The death toll from a garbage landslide at a vast landfill in the Ugandan capital Kampala has risen to 12, police said on Sunday. Local media reported that homes, people, and livestock were engulfed in mountains of rubbish at the dump in Kiteezi on Saturday after a collapse caused by heavy rainfall.

Kampala mayor Erias Lukwago had previously described the site as a disaster waiting to happen, raising concerns earlier this year about the health risks posed by the overflowing waste. “We have so far retrieved 12 dead bodies from the garbage heap and rescued 14 people alive,” Kampala’s metropolitan police spokesman Patrick Onyango told AFP. “The rescue operation is still ongoing until we are sure no one is trapped under (the garbage),” he said, adding that several animals had been rescued alive, including a dog.

Kampala Capital City Authority, which operates the landfill, had initially reported a death toll of eight, including two children. “In our estimation, about 1,000 people have been displaced by the incident and (we are) currently working with other agencies of government and the community leadership to see how to help the affected people,” Onyango said.

Images from the scene showed a Ugandan police excavator churning through huge mounds of rubbish on Saturday as large crowds of local residents looked on. Some gathered behind yellow police tape carrying pictures of their missing loved ones.

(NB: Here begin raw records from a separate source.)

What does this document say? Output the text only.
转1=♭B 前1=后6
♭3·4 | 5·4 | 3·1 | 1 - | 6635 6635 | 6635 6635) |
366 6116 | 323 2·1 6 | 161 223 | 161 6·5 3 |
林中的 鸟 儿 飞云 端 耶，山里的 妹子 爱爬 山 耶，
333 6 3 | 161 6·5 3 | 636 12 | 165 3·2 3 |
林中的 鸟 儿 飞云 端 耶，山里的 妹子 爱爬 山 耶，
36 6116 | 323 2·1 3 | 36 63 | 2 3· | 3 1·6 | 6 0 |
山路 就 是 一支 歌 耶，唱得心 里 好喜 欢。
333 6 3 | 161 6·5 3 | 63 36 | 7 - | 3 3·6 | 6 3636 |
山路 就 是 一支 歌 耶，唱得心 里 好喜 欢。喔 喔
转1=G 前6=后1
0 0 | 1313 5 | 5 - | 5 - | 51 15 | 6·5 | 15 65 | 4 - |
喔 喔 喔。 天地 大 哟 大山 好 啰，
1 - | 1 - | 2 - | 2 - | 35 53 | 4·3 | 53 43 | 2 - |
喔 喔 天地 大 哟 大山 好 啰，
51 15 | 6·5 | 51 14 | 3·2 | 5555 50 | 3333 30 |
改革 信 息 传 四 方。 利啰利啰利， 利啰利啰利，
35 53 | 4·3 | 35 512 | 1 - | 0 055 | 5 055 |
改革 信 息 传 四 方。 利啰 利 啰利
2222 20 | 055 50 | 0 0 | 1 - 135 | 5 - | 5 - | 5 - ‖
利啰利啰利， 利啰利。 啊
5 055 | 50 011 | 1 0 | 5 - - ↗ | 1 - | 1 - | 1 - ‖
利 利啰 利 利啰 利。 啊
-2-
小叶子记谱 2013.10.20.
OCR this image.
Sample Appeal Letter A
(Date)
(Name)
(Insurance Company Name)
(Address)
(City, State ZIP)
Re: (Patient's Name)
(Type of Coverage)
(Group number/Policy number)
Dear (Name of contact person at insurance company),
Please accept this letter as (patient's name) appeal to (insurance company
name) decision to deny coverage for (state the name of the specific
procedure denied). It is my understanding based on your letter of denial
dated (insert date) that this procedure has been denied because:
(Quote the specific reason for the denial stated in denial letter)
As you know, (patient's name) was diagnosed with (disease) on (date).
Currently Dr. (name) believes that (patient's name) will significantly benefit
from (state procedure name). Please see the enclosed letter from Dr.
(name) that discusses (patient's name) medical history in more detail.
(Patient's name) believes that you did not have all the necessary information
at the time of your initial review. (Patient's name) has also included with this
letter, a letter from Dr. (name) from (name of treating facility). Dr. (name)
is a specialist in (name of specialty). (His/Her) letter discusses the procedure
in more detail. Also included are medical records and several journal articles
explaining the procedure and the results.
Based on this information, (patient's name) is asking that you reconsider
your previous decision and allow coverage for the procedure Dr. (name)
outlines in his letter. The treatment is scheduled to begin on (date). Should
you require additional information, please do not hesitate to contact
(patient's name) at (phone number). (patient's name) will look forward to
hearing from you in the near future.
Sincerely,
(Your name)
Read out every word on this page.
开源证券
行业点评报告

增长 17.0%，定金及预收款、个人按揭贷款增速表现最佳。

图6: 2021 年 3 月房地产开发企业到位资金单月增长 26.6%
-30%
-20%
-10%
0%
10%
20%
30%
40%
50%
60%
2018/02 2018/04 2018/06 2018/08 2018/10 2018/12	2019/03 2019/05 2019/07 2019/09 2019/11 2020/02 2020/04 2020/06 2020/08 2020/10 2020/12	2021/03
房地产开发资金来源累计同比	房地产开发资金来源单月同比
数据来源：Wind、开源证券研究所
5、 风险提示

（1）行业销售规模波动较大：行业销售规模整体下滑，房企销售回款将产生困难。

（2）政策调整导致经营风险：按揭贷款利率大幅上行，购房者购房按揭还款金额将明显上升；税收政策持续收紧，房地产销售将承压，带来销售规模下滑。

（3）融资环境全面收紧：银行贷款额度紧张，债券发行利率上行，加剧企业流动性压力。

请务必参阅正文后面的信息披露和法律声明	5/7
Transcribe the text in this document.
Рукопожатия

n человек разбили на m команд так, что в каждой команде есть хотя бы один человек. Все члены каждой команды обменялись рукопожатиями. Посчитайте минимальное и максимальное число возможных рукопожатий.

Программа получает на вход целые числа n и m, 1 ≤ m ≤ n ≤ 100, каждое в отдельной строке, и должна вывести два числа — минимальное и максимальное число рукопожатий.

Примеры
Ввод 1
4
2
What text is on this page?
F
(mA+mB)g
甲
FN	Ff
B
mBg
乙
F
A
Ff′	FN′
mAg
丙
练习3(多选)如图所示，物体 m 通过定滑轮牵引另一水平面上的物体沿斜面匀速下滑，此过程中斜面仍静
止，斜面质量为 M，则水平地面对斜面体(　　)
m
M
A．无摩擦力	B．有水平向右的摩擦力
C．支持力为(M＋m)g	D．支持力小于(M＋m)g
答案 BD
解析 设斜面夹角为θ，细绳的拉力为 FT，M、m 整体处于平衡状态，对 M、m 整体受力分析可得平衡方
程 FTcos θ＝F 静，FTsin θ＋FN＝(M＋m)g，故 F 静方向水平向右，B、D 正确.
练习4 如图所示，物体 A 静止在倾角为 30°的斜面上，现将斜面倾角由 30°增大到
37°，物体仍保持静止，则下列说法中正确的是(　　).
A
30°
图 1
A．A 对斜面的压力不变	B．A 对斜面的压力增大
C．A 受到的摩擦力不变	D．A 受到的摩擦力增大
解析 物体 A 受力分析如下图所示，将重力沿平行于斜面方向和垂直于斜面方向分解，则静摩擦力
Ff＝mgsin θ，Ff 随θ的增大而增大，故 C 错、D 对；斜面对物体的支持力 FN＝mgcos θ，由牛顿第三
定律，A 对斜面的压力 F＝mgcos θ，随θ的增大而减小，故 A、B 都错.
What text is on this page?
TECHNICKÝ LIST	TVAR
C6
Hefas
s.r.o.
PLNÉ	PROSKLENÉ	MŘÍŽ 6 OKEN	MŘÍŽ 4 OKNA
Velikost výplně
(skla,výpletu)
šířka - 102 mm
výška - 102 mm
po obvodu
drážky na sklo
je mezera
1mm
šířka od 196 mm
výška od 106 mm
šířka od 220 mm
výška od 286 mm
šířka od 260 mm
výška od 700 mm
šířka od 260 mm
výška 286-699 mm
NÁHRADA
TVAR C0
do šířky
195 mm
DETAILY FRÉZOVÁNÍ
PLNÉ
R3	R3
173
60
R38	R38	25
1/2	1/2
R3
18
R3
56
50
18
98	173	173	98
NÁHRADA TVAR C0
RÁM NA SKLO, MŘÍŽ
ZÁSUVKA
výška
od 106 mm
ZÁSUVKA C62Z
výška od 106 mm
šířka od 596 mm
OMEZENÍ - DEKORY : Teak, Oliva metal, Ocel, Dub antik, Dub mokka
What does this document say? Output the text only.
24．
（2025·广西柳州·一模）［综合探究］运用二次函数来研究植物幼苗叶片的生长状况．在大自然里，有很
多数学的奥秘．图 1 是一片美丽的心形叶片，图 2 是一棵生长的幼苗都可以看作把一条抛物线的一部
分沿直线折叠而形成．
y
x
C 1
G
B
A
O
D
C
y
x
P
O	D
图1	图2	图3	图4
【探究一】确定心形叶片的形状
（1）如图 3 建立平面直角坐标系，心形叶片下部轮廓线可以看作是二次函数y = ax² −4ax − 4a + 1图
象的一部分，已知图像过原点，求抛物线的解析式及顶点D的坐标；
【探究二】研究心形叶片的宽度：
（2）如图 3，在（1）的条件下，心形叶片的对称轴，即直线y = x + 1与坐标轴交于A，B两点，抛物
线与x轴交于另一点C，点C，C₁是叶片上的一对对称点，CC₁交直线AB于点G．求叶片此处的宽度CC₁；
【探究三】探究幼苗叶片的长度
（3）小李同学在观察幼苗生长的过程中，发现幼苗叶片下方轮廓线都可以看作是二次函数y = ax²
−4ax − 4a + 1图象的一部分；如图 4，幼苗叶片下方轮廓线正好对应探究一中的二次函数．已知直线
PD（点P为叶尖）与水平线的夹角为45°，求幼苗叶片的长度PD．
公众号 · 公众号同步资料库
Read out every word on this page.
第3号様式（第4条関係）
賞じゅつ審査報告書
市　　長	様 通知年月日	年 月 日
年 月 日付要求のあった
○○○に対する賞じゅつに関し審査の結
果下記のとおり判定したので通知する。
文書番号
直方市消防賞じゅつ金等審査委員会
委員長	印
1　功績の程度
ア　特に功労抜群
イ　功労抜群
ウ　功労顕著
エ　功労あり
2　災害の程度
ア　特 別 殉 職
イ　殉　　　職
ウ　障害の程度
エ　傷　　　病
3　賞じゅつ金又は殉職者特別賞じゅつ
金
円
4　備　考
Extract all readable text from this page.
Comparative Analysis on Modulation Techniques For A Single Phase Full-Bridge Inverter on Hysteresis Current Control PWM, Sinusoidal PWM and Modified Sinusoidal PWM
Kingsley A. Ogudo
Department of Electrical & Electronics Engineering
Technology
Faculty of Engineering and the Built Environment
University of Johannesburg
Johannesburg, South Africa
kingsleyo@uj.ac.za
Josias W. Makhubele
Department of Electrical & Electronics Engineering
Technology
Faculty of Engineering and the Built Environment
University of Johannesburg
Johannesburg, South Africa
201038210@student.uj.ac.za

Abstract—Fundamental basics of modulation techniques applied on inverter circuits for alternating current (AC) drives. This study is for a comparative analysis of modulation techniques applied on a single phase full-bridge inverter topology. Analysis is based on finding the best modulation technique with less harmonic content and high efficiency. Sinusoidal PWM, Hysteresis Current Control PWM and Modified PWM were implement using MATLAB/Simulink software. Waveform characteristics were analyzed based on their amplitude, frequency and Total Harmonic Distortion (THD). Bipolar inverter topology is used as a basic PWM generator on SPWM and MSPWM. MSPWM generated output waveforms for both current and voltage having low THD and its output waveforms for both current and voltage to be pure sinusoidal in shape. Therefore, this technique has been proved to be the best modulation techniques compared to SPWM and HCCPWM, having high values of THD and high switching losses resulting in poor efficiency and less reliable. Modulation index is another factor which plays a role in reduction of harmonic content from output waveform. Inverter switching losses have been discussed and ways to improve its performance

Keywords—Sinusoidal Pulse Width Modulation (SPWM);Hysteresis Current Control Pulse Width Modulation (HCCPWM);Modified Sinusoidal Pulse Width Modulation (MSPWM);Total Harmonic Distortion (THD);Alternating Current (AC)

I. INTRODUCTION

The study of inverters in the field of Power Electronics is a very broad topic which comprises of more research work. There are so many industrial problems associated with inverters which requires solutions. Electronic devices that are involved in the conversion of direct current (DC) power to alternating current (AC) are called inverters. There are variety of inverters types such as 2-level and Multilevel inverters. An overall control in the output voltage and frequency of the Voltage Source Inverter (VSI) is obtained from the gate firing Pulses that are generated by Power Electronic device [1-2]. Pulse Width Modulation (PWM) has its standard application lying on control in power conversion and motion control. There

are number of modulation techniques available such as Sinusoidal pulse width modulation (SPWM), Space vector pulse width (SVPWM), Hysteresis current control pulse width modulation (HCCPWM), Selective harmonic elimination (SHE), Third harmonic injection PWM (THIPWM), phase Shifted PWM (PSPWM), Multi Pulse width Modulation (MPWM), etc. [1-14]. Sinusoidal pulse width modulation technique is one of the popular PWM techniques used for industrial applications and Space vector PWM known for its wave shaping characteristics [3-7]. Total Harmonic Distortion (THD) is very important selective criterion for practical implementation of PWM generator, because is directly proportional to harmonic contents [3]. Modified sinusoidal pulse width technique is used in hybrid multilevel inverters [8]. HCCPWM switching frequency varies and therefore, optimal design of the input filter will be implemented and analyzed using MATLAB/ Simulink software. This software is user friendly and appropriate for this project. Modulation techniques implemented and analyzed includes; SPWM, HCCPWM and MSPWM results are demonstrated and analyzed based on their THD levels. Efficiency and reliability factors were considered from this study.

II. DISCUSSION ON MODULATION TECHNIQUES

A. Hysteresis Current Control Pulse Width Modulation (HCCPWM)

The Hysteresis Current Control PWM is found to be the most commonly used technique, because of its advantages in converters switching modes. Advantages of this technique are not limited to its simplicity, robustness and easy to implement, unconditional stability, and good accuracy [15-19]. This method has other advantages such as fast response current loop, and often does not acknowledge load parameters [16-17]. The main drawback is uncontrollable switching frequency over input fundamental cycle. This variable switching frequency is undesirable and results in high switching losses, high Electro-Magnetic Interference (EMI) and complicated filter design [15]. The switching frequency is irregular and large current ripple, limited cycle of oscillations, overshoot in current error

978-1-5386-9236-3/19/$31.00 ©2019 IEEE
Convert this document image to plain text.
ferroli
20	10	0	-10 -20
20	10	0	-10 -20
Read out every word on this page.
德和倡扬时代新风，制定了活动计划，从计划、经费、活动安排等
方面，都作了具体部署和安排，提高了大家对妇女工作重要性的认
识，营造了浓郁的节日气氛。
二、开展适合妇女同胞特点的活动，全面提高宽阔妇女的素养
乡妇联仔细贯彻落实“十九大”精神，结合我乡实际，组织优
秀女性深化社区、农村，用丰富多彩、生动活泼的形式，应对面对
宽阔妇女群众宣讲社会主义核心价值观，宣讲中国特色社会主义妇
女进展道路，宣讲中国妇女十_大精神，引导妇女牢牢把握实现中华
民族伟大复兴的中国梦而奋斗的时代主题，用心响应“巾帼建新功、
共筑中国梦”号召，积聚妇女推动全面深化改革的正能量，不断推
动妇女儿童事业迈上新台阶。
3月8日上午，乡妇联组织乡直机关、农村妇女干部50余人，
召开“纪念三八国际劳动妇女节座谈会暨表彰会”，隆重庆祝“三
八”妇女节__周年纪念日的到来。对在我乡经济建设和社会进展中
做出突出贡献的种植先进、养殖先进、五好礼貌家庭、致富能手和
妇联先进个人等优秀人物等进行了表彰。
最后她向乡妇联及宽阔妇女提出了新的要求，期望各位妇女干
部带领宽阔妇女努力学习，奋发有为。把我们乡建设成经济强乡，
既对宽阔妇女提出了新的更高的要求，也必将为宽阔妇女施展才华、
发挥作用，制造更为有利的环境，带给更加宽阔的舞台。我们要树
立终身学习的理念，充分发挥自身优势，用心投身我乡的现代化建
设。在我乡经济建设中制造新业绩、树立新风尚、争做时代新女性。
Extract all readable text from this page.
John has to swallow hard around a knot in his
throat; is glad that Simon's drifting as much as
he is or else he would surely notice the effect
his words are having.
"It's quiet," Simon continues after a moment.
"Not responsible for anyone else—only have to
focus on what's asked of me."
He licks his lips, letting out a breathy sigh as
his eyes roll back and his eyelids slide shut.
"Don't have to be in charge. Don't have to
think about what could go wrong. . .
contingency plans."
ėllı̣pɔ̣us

Lukwago told AFP on Saturday that the Kiteezi landfill, a 36-acre (14 hectare) site in a northern district of the capital, was full to capacity. “This is a disaster and was bound to happen,” he added.

In January, Lukwago had warned that people working and living near the Kiteezi landfill were at risk of numerous health hazards due to overflowing waste. He described the situation as a “national crisis” that needed the central government and parliament to intervene.

The 36-acre landfill, established in 1996, serves as the dump for almost all garbage collected across Kampala. Lukwago said it received about 1,500 tonnes of waste a day.

Several areas in Uganda and other parts of East Africa have been battered by heavy rains recently, including Ethiopia, the second most populous country on the continent. Devastating mudslides in a remote mountainous area in southern Ethiopia last month killed around 250 people.

In February 2010, mudslides in the Mount Elgon region of eastern Uganda killed more than 350 people.